Mi vida era un ciclo repetitivo y predecible, sin altibajos ni sorpresas. Me despertaba cada mañana en mi habitación, sin necesidad de alarmas ni rutinas matutinas. Me sentaba frente a mi computador y comenzaba mi jornada laboral, realizaba tareas administrativas y de soporte técnico para una empresa.
Mi contacto con el mundo exterior se limitaba a las pantallas de mis dispositivos electrónicos. No tenía amigos, familia cercana, ni relaciones significativas.

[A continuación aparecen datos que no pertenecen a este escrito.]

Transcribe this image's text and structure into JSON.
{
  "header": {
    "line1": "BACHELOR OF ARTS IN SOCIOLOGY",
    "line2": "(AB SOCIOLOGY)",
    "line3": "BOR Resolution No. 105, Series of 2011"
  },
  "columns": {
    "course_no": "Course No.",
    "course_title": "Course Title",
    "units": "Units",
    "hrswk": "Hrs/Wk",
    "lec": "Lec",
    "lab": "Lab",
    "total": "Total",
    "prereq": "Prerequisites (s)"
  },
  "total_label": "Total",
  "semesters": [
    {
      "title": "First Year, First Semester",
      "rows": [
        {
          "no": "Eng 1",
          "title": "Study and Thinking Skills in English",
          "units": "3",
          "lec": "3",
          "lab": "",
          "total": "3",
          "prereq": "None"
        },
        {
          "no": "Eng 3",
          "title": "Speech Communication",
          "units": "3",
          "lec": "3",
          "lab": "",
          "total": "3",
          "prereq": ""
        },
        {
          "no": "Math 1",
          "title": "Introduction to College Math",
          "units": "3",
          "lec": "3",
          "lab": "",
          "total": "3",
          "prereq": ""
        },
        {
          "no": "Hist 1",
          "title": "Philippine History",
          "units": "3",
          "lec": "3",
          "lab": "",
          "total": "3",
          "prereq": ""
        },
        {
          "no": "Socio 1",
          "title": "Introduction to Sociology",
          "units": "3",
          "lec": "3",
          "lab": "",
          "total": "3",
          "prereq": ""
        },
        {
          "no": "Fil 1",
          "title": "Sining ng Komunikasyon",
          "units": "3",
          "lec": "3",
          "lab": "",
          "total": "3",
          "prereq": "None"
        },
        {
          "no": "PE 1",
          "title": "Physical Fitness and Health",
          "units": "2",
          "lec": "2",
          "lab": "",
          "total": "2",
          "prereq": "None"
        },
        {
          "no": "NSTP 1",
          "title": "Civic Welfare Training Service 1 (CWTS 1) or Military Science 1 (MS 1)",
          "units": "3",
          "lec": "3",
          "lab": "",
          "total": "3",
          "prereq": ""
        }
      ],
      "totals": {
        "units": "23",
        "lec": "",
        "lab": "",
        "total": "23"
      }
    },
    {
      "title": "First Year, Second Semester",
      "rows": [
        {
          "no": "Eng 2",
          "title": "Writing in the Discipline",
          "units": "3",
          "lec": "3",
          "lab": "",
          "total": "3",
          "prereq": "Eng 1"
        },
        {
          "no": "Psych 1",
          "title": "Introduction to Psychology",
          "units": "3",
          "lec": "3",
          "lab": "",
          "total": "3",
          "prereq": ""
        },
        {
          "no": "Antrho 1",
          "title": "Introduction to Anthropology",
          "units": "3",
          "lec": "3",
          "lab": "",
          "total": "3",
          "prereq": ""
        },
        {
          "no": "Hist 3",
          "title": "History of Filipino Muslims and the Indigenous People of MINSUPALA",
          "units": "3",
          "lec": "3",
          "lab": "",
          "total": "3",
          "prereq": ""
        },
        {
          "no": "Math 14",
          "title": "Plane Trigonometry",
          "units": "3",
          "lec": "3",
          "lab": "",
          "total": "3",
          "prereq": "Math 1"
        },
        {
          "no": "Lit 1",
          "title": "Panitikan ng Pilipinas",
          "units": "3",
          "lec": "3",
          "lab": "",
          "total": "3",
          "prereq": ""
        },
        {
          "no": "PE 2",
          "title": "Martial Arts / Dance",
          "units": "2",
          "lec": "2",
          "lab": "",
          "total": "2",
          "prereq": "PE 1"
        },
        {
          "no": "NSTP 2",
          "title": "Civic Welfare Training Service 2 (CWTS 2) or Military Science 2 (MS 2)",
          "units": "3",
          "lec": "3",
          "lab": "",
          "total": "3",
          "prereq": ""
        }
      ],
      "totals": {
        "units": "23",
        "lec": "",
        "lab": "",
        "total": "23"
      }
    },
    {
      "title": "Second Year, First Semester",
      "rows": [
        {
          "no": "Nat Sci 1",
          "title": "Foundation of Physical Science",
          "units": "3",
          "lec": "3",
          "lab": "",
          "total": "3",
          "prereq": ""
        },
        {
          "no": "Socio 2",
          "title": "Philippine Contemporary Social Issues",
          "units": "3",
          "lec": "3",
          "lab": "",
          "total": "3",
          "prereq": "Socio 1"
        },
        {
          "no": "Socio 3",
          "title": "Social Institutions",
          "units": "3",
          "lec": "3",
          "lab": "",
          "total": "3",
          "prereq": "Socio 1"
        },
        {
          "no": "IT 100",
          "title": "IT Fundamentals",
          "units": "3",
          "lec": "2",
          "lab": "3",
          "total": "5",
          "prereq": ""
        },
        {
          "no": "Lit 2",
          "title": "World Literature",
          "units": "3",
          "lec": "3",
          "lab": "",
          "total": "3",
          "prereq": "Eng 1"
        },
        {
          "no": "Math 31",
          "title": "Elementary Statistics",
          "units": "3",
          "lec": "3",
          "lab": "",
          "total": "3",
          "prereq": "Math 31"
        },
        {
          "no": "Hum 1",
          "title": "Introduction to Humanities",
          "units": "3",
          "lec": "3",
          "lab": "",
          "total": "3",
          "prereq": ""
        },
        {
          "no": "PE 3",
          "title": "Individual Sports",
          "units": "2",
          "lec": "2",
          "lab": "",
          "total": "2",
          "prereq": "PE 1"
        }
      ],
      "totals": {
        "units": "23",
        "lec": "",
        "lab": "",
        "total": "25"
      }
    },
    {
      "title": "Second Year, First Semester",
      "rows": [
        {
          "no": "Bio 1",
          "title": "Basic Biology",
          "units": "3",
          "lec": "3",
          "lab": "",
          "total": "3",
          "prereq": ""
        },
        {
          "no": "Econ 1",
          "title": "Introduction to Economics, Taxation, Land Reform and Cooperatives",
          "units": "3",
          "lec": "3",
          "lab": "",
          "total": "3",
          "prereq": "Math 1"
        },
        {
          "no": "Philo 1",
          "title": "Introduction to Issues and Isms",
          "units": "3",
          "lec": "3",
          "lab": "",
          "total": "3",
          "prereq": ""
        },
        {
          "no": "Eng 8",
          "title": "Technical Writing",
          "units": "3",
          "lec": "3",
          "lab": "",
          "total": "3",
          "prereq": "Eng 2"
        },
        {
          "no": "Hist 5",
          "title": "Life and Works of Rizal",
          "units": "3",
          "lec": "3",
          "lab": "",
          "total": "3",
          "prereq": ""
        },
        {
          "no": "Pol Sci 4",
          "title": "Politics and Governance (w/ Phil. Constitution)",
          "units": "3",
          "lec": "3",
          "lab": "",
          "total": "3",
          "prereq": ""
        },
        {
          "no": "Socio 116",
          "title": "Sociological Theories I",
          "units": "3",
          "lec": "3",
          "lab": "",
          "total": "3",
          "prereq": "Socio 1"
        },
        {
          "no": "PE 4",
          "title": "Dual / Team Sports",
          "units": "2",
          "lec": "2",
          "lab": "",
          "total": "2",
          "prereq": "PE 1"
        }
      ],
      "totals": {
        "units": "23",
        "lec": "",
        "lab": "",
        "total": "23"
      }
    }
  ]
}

A pesar del aislamiento, no me consideraba una persona triste ni depresiva, había aprendido a aceptar la soledad como parte de mi vida, encontrado maneras de llenar el vacío: navegando por internet, viendo series y películas y leyendo sobre tecnología y ciencia. Me consideraba un hombre de hábitos simples pero profundos.
La mayoría de las veces prefería pedir comida a domicilio para evitar salir. No porque fuera perezoso, sino porque simplemente me gustaba mantener mi espacio. Sin embargo, no se confundan, en mi tiempo libre hacía ejercicio y mantenía una dieta equilibrada. pero eso no quería decir que no comiera comida chatarra. Como todo en la vida, hay momentos en los que uno puede darse un gustito mientras se puede y disfrutar de algo menos saludable.
Y ese día era uno de esos momentos, en los que me apetecían unos deliciosos nachos con abundante queso y una soda bien fría.
Pero darme aquel simple gusto sería un error que me costaría demasiadas cosas, a lo que hubiera preferido no salir de casa ese día.